ALS is difficult to treat because the disease involves many breakdowns in the brain that compound over time, causing muscle weakness, slurred speech and fatigue.

"Our research team's previous work showed that neurons in those with ALS are very sensitive to endoplasmic reticulum stress, which limits the mitochondria's ability to produce energy," Saxena, a professor in the School of Medicine , said. "This, in turn, limits the ability of neurons to send messages across synapses when we want to move our muscles."

Those interconnected breakdowns are what ultimately cause the symptoms associated with ALS. Previous attempts to successfully deliver an ALS drug to the brain have failed because of the blood-brain barrier. This protective layer of cells between the bloodstream and the brain protects against entry from harmful pathogens and toxic substances but also can keep therapeutics from reaching the brain. That's why previous research attempts to deliver "extra" GM1 to the brain have failed.

Saxena's research seems to have overcome that hurdle.

She worked with InnoMedica, a biopharmaceutical company in Switzerland, to use a delivery system known as Talineuren — a microscopic lipid bubble with GM1 packaged inside.

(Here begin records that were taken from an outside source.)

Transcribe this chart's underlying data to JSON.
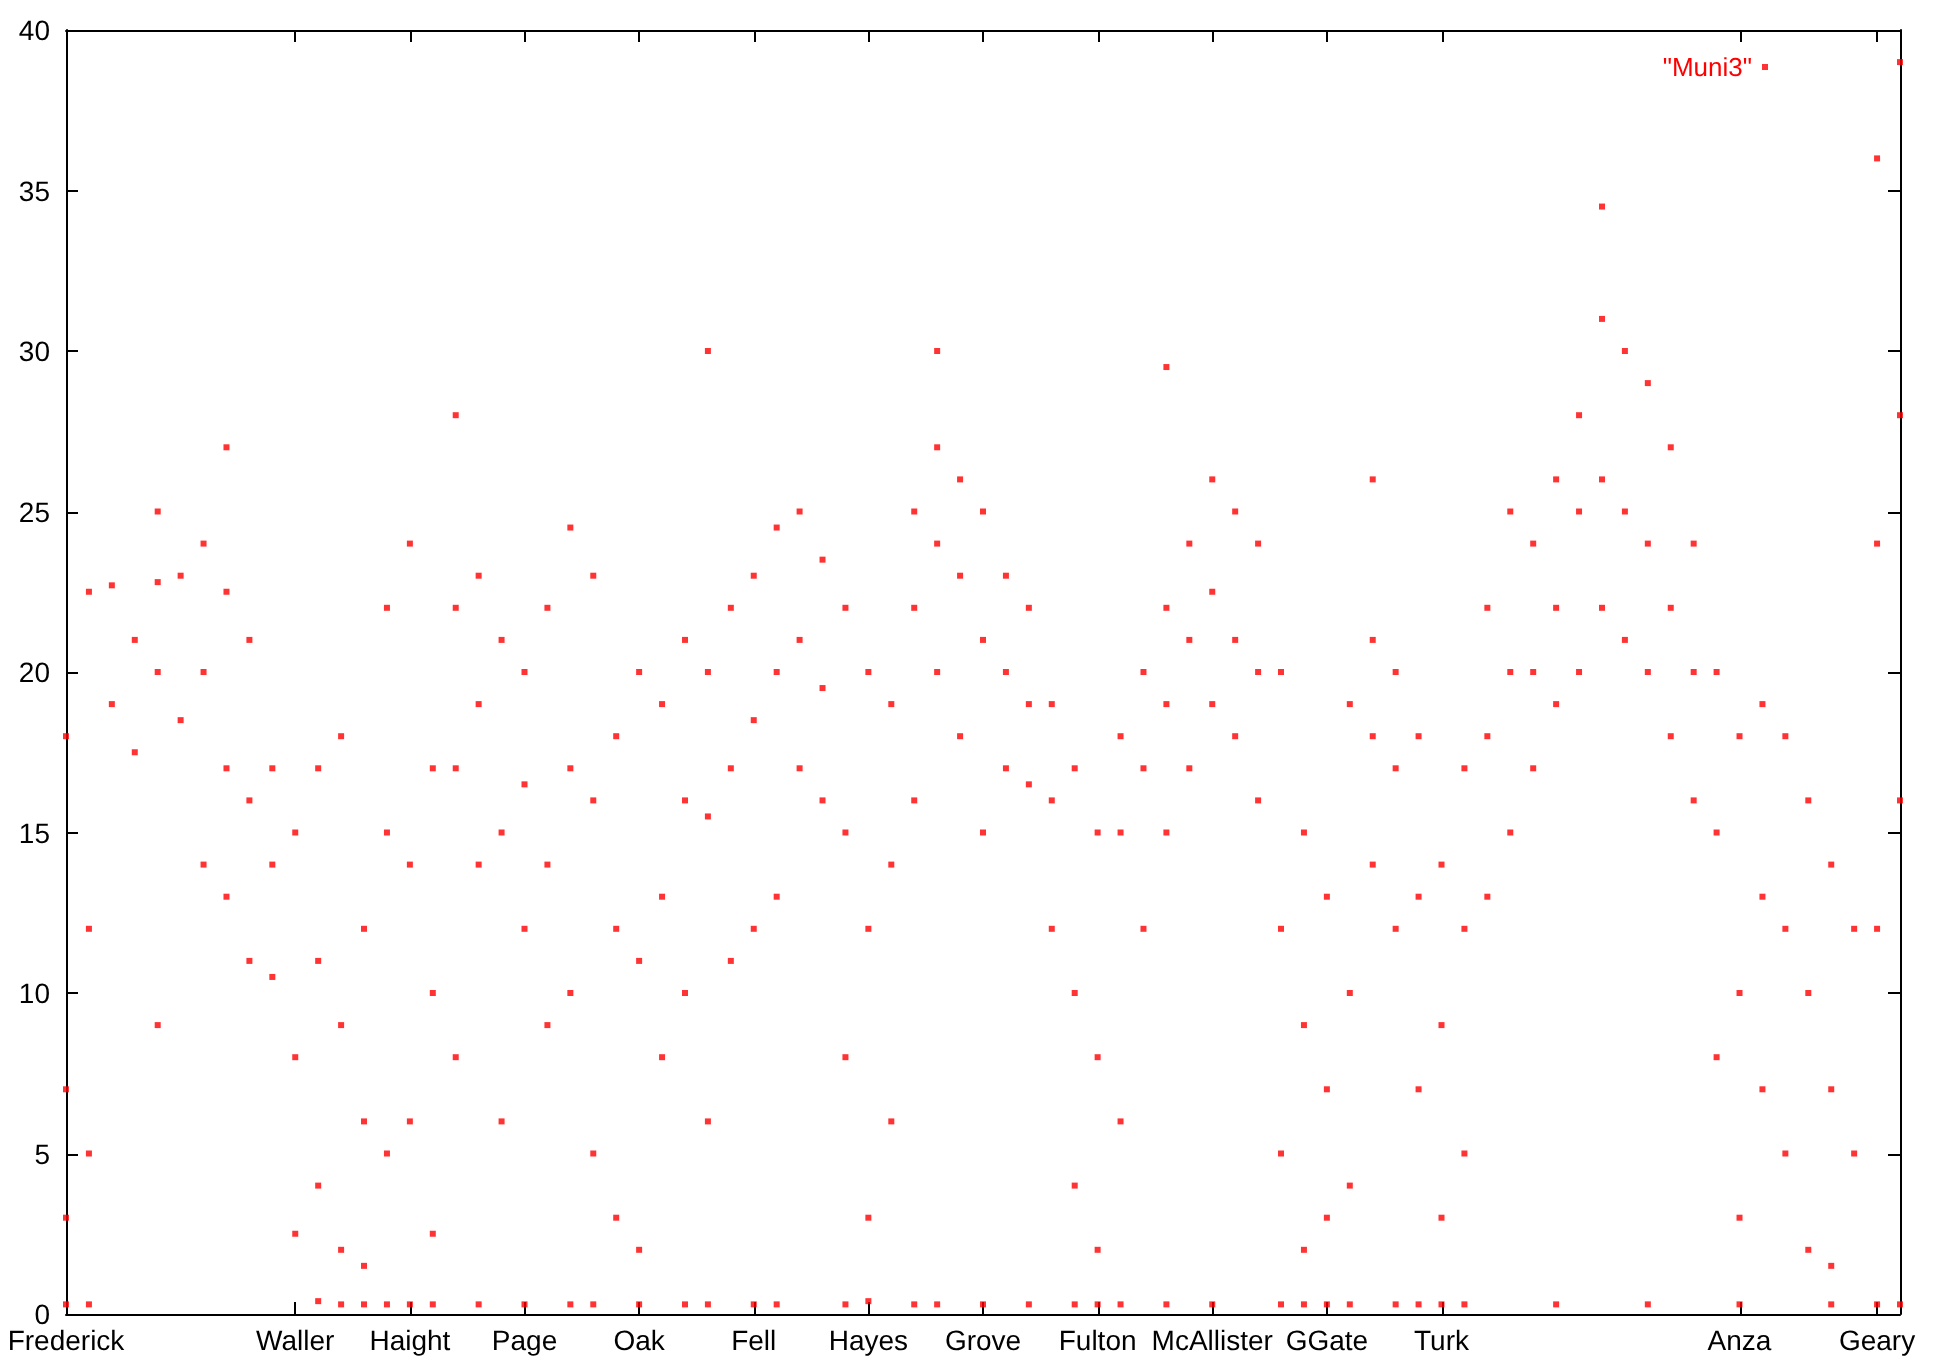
{
  "chart_data": {
    "type": "scatter",
    "marker": "square",
    "legend": "top right",
    "grid": false,
    "categories": [
      "Frederick",
      null,
      null,
      null,
      null,
      null,
      null,
      null,
      null,
      null,
      "Waller",
      null,
      null,
      null,
      null,
      "Haight",
      null,
      null,
      null,
      null,
      "Page",
      null,
      null,
      null,
      null,
      "Oak",
      null,
      null,
      null,
      null,
      "Fell",
      null,
      null,
      null,
      null,
      "Hayes",
      null,
      null,
      null,
      null,
      "Grove",
      null,
      null,
      null,
      null,
      "Fulton",
      null,
      null,
      null,
      null,
      "McAllister",
      null,
      null,
      null,
      null,
      "GGate",
      null,
      null,
      null,
      null,
      "Turk",
      null,
      null,
      null,
      null,
      null,
      null,
      null,
      null,
      null,
      null,
      null,
      null,
      "Anza",
      null,
      null,
      null,
      null,
      null,
      "Geary",
      null
    ],
    "ylim": [
      0,
      40
    ],
    "yticks": [
      0,
      5,
      10,
      15,
      20,
      25,
      30,
      35,
      40
    ],
    "series": [
      {
        "name": "\"Muni3\"",
        "color": "#ff0000",
        "values": [
          18,
          22.5,
          22.7,
          21,
          22.8,
          23,
          24,
          22.5,
          21,
          17,
          15,
          17,
          18,
          12,
          22,
          24,
          17,
          22,
          23,
          21,
          20,
          22,
          24.5,
          23,
          18,
          20,
          19,
          21,
          20,
          22,
          23,
          24.5,
          25,
          23.5,
          22,
          20,
          19,
          25,
          27,
          26,
          25,
          23,
          22,
          19,
          17,
          15,
          18,
          20,
          22,
          24,
          26,
          25,
          24,
          20,
          15,
          13,
          19,
          21,
          20,
          18,
          14,
          17,
          22,
          25,
          24,
          26,
          28,
          31,
          30,
          29,
          27,
          24,
          20,
          18,
          19,
          18,
          16,
          14,
          12,
          36,
          39
        ]
      },
      {
        "color": "#ff0000",
        "values": [
          7,
          12,
          19,
          17.5,
          20,
          18.5,
          20,
          17,
          16,
          14,
          8,
          11,
          9,
          6,
          15,
          14,
          10,
          17,
          19,
          15,
          16.5,
          14,
          17,
          16,
          12,
          11,
          13,
          16,
          15.5,
          17,
          18.5,
          20,
          21,
          19.5,
          15,
          12,
          14,
          22,
          24,
          23,
          21,
          20,
          19,
          16,
          10,
          8,
          15,
          17,
          19,
          21,
          22.5,
          21,
          20,
          12,
          9,
          7,
          10,
          18,
          17,
          13,
          9,
          12,
          18,
          20,
          20,
          22,
          25,
          26,
          25,
          24,
          22,
          20,
          15,
          10,
          13,
          12,
          10,
          7,
          5,
          24,
          28
        ]
      },
      {
        "color": "#ff0000",
        "values": [
          3,
          5,
          null,
          null,
          9,
          null,
          14,
          13,
          11,
          10.5,
          2.5,
          4,
          2,
          1.5,
          5,
          6,
          2.5,
          8,
          14,
          6,
          12,
          9,
          10,
          5,
          3,
          2,
          8,
          10,
          6,
          11,
          12,
          13,
          17,
          16,
          8,
          3,
          6,
          16,
          20,
          18,
          15,
          17,
          16.5,
          12,
          4,
          2,
          6,
          12,
          15,
          17,
          19,
          18,
          16,
          5,
          2,
          3,
          4,
          14,
          12,
          7,
          3,
          5,
          13,
          15,
          17,
          19,
          20,
          22,
          21,
          20,
          18,
          16,
          8,
          3,
          7,
          5,
          2,
          1.5,
          null,
          12,
          16
        ]
      },
      {
        "color": "#ff0000",
        "values": [
          0.3,
          0.3,
          null,
          null,
          null,
          null,
          null,
          null,
          null,
          null,
          null,
          0.4,
          0.3,
          0.3,
          0.3,
          0.3,
          0.3,
          null,
          0.3,
          null,
          0.3,
          null,
          0.3,
          0.3,
          null,
          0.3,
          null,
          0.3,
          0.3,
          null,
          0.3,
          0.3,
          null,
          null,
          0.3,
          0.4,
          null,
          0.3,
          0.3,
          null,
          0.3,
          null,
          0.3,
          null,
          0.3,
          0.3,
          0.3,
          null,
          0.3,
          null,
          0.3,
          null,
          null,
          0.3,
          0.3,
          0.3,
          0.3,
          null,
          0.3,
          0.3,
          0.3,
          0.3,
          null,
          null,
          null,
          0.3,
          null,
          null,
          null,
          0.3,
          null,
          null,
          null,
          0.3,
          null,
          null,
          null,
          0.3,
          null,
          0.3,
          0.3
        ]
      },
      {
        "color": "#ff0000",
        "values": [
          null,
          null,
          null,
          null,
          25,
          null,
          null,
          27,
          null,
          null,
          null,
          null,
          null,
          null,
          null,
          null,
          null,
          28,
          null,
          null,
          null,
          null,
          null,
          null,
          null,
          null,
          null,
          null,
          30,
          null,
          null,
          null,
          null,
          null,
          null,
          null,
          null,
          null,
          30,
          null,
          null,
          null,
          null,
          null,
          null,
          null,
          null,
          null,
          29.5,
          null,
          null,
          null,
          null,
          null,
          null,
          null,
          null,
          26,
          null,
          null,
          null,
          null,
          null,
          null,
          null,
          null,
          null,
          34.5,
          null,
          null,
          null,
          null,
          null,
          null,
          null,
          null,
          null,
          null,
          null,
          null,
          null
        ]
      }
    ]
  }
}
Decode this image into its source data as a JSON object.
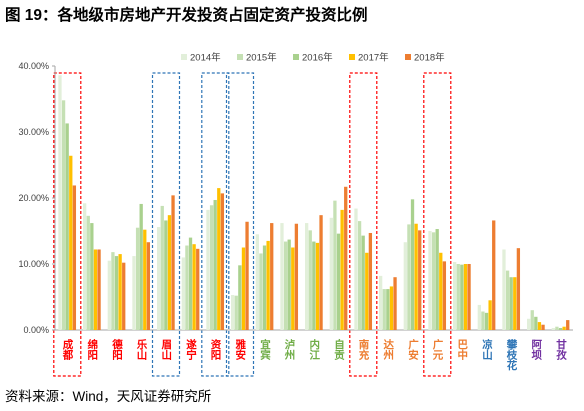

Because this delivery device has previously been used in a human clinical trial to give extra GM1 to patients with Parkinson's disease, Saxena wanted to repurpose the strategy for improving ALS symptoms.

And it worked.

When given to mice that had the same mutation that causes ALS, the therapy successfully crossed the blood-brain barrier and improved the health of their motor neurons, helping them move better.

If clinical trials prove the therapy is effective in slowing down the disease, researchers envision that it could one day be given to younger individuals who have inherited the disease-causing mutation, potentially halting ALS before symptoms emerge. Encouragingly, the therapy has already demonstrated strong safety and tolerability in a clinical trial involving Parkinson's disease patients.

Mizzou makes this work possible, Saxena said.

"The NextGen Precision Health building is the perfect place for this research," she said. "By having research and clinical space under the same roof, we can speed up the process for translating foundational research into human clinic trials to ultimately help improve quality of life for Missourians and people worldwide."

"Engineered GM1 intersects between mitochondrial and synaptic pathways to ameliorate ALS pathology" was published in Advanced Science.